Understanding the 'Start, Stop, Start' Approach
Named by Boston University economics professor Larry Kotlikoff, this strategy originally allowed retirees to begin benefits at 62, suspend them later, and restart to take advantage of growth in delayed retirement credits.
Delaying benefits past FRA increases your payment by approximately 8% annually until age 70, after which no further increases apply.
Although this method can boost lifetime benefits for some, it's complex and requires careful calculation. Utilizing Social Security Administration calculators is highly recommended to evaluate potential outcomes.
Important Considerations
There is no benefit to suspending Social Security past age 70.
Before the 2015 Bipartisan Budget Act, individuals could collect benefits at 62, suspend them, and restart later. Now, if benefits are claimed before FRA, you have only a 12-month window to withdraw and repay benefits to change your decision, and this can only be done once.
However, if you've received benefits for over a year and are past the withdrawal period, you may suspend benefits upon reaching FRA, allowing delayed retirement credits to accumulate until age 70 or until you resume benefits.
This flexibility can be useful if your financial needs change unexpectedly, such as gaining employment or receiving an inheritance.
Changes Impacting Married Couples
The 'file and suspend' variant of the strategy, which allowed spouses to maximize benefits by filing for spousal benefits while delaying their own, was phased out by the 2015 legislation.
For example, previously, one spouse could claim a spousal benefit while delaying their own retirement benefits to accrue delayed retirement credits, maximizing household income.

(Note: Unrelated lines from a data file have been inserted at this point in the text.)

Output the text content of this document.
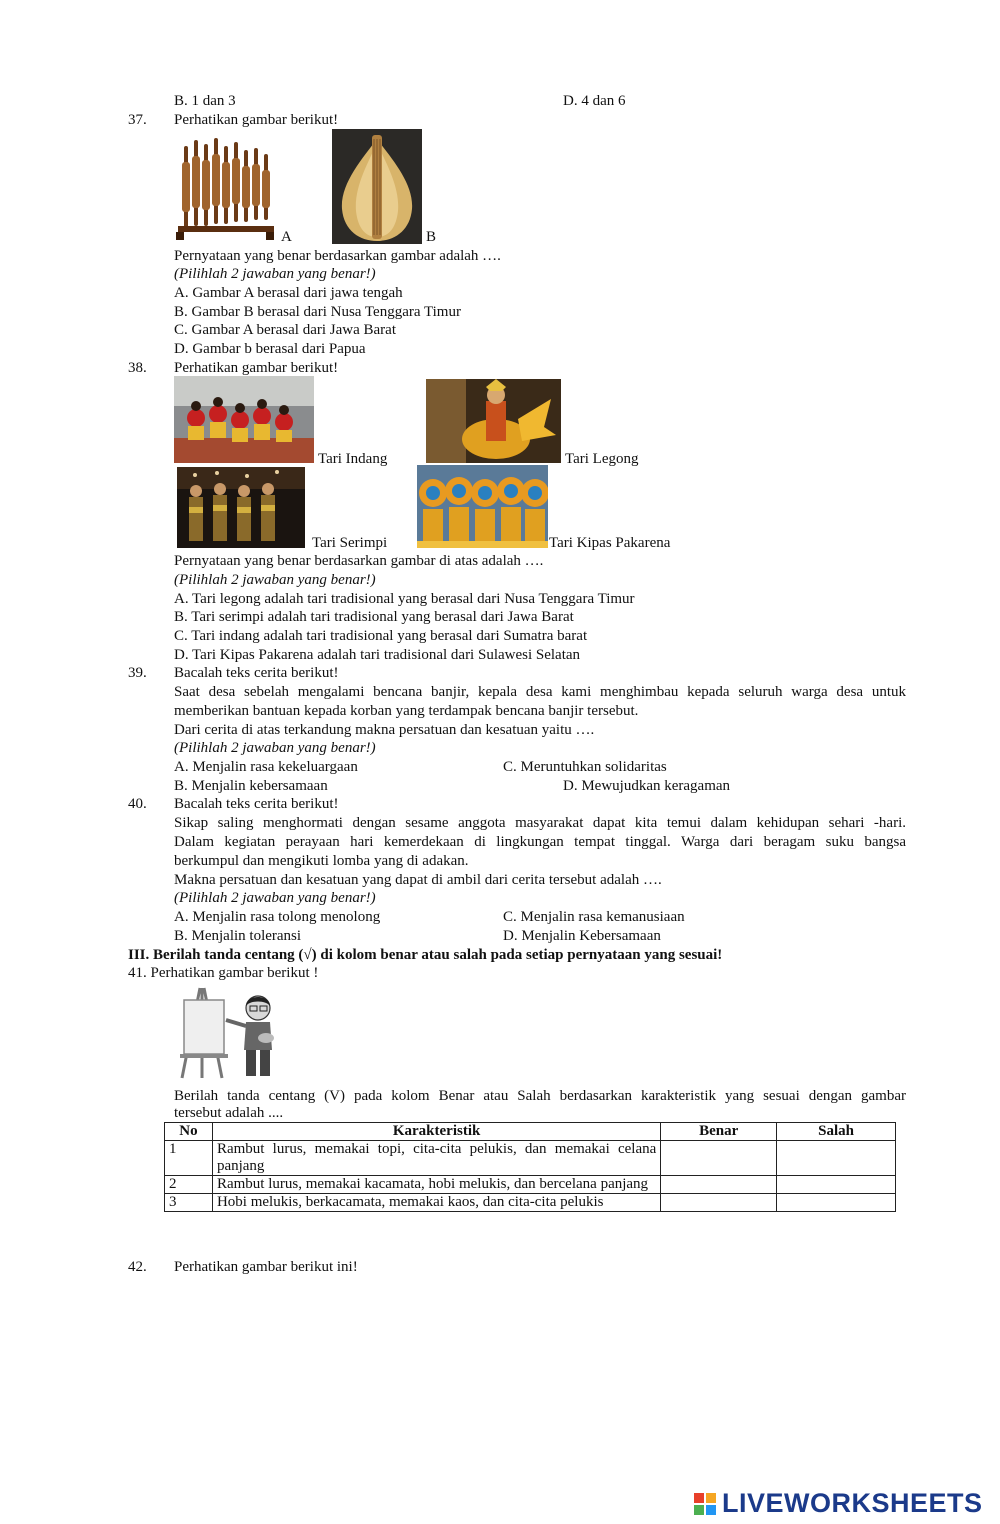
B. 1 dan 3	D. 4 dan 6
37. Perhatikan gambar berikut!
A	B
Pernyataan yang benar berdasarkan gambar adalah ….
(Pilihlah 2 jawaban yang benar!)
A. Gambar A berasal dari jawa tengah
B. Gambar B berasal dari Nusa Tenggara Timur
C. Gambar A berasal dari Jawa Barat
D. Gambar b berasal dari Papua
38. Perhatikan gambar berikut!
Tari Indang	Tari Legong
Tari Serimpi	Tari Kipas Pakarena
Pernyataan yang benar berdasarkan gambar di atas adalah ….
(Pilihlah 2 jawaban yang benar!)
A. Tari legong adalah tari tradisional yang berasal dari Nusa Tenggara Timur
B. Tari serimpi adalah tari tradisional yang berasal dari Jawa Barat
C. Tari indang adalah tari tradisional yang berasal dari Sumatra barat
D. Tari Kipas Pakarena adalah tari tradisional dari Sulawesi Selatan
39. Bacalah teks cerita berikut!
Saat desa sebelah mengalami bencana banjir, kepala desa kami menghimbau kepada seluruh warga desa untuk
memberikan bantuan kepada korban yang terdampak bencana banjir tersebut.
Dari cerita di atas terkandung makna persatuan dan kesatuan yaitu ….
(Pilihlah 2 jawaban yang benar!)
A. Menjalin rasa kekeluargaan	C. Meruntuhkan solidaritas
B. Menjalin kebersamaan	D. Mewujudkan keragaman
40. Bacalah teks cerita berikut!
Sikap saling menghormati dengan sesame anggota masyarakat dapat kita temui dalam kehidupan sehari -hari.
Dalam kegiatan perayaan hari kemerdekaan di lingkungan tempat tinggal. Warga dari beragam suku bangsa
berkumpul dan mengikuti lomba yang di adakan.
Makna persatuan dan kesatuan yang dapat di ambil dari cerita tersebut adalah ….
(Pilihlah 2 jawaban yang benar!)
A. Menjalin rasa tolong menolong	C. Menjalin rasa kemanusiaan
B. Menjalin toleransi	D. Menjalin Kebersamaan
III. Berilah tanda centang (√) di kolom benar atau salah pada setiap pernyataan yang sesuai!
41. Perhatikan gambar berikut !
Berilah tanda centang (V) pada kolom Benar atau Salah berdasarkan karakteristik yang sesuai dengan gambar
tersebut adalah ....
No	Karakteristik	Benar	Salah
1	Rambut lurus, memakai topi, cita-cita pelukis, dan memakai celana panjang		
2	Rambut lurus, memakai kacamata, hobi melukis, dan bercelana panjang		
3	Hobi melukis, berkacamata, memakai kaos, dan cita-cita pelukis		
42. Perhatikan gambar berikut ini!
LIVEWORKSHEETS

Current Status of 'File and Suspend' for Couples
Post-2015, the 'file and suspend' or 'restricted application' strategy is only available to those born in 1953 or earlier and was fully phased out for others by April 30, 2016.
When to Collect Social Security for Maximum Benefits
To optimize your Social Security income, consider waiting until age 70 to start receiving benefits, as this timing yields the highest monthly payments.

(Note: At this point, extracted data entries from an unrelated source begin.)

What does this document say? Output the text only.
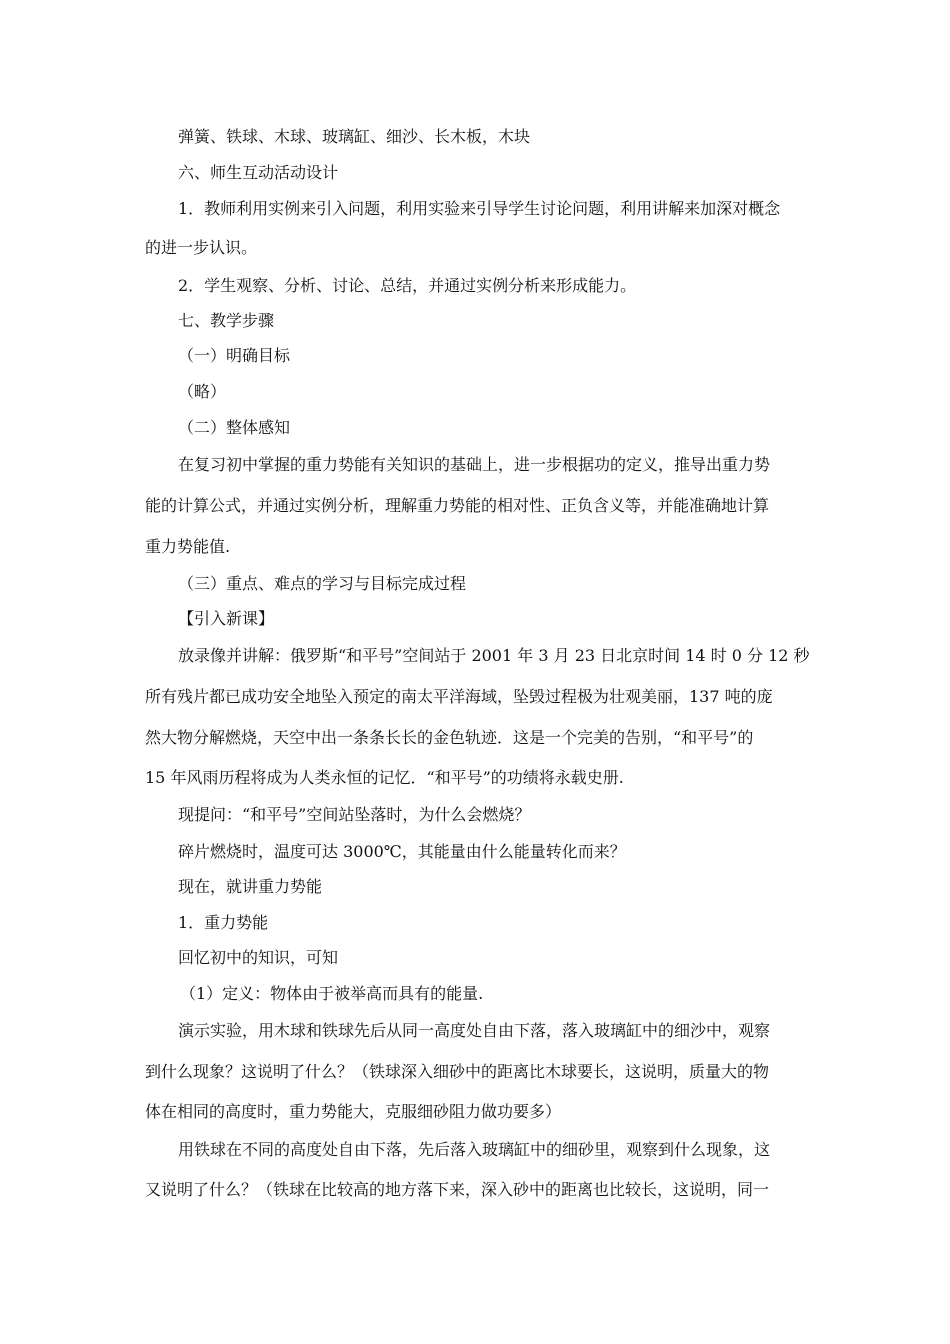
弹簧、铁球、木球、玻璃缸、细沙、长木板，木块
六、师生互动活动设计
1．教师利用实例来引入问题，利用实验来引导学生讨论问题，利用讲解来加深对概念
的进一步认识。
2．学生观察、分析、讨论、总结，并通过实例分析来形成能力。
七、教学步骤
（一）明确目标
（略）
（二）整体感知
在复习初中掌握的重力势能有关知识的基础上，进一步根据功的定义，推导出重力势
能的计算公式，并通过实例分析，理解重力势能的相对性、正负含义等，并能准确地计算
重力势能值.
（三）重点、难点的学习与目标完成过程
【引入新课】
放录像并讲解：俄罗斯“和平号”空间站于 2001 年 3 月 23 日北京时间 14 时 0 分 12 秒
所有残片都已成功安全地坠入预定的南太平洋海域，坠毁过程极为壮观美丽，137 吨的庞
然大物分解燃烧，天空中出一条条长长的金色轨迹．这是一个完美的告别，“和平号”的
15 年风雨历程将成为人类永恒的记忆．“和平号”的功绩将永载史册.
现提问：“和平号”空间站坠落时，为什么会燃烧？
碎片燃烧时，温度可达 3000℃，其能量由什么能量转化而来？
现在，就讲重力势能
1．重力势能
回忆初中的知识，可知
（1）定义：物体由于被举高而具有的能量.
演示实验，用木球和铁球先后从同一高度处自由下落，落入玻璃缸中的细沙中，观察
到什么现象？这说明了什么？（铁球深入细砂中的距离比木球要长，这说明，质量大的物
体在相同的高度时，重力势能大，克服细砂阻力做功要多）
用铁球在不同的高度处自由下落，先后落入玻璃缸中的细砂里，观察到什么现象，这
又说明了什么？（铁球在比较高的地方落下来，深入砂中的距离也比较长，这说明，同一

Defining Full Retirement Age
Your full retirement age—the point at which you qualify for 100% of your Social Security benefits—depends on your birth year. For individuals born in 1960 or later, this age is 67.
Conclusion
The 'start, stop, start' Social Security strategy is intricate and may not suit everyone. To make informed decisions that maximize your lifetime retirement benefits, engage with Social Security representatives or financial advisors and carefully plan your claiming strategy.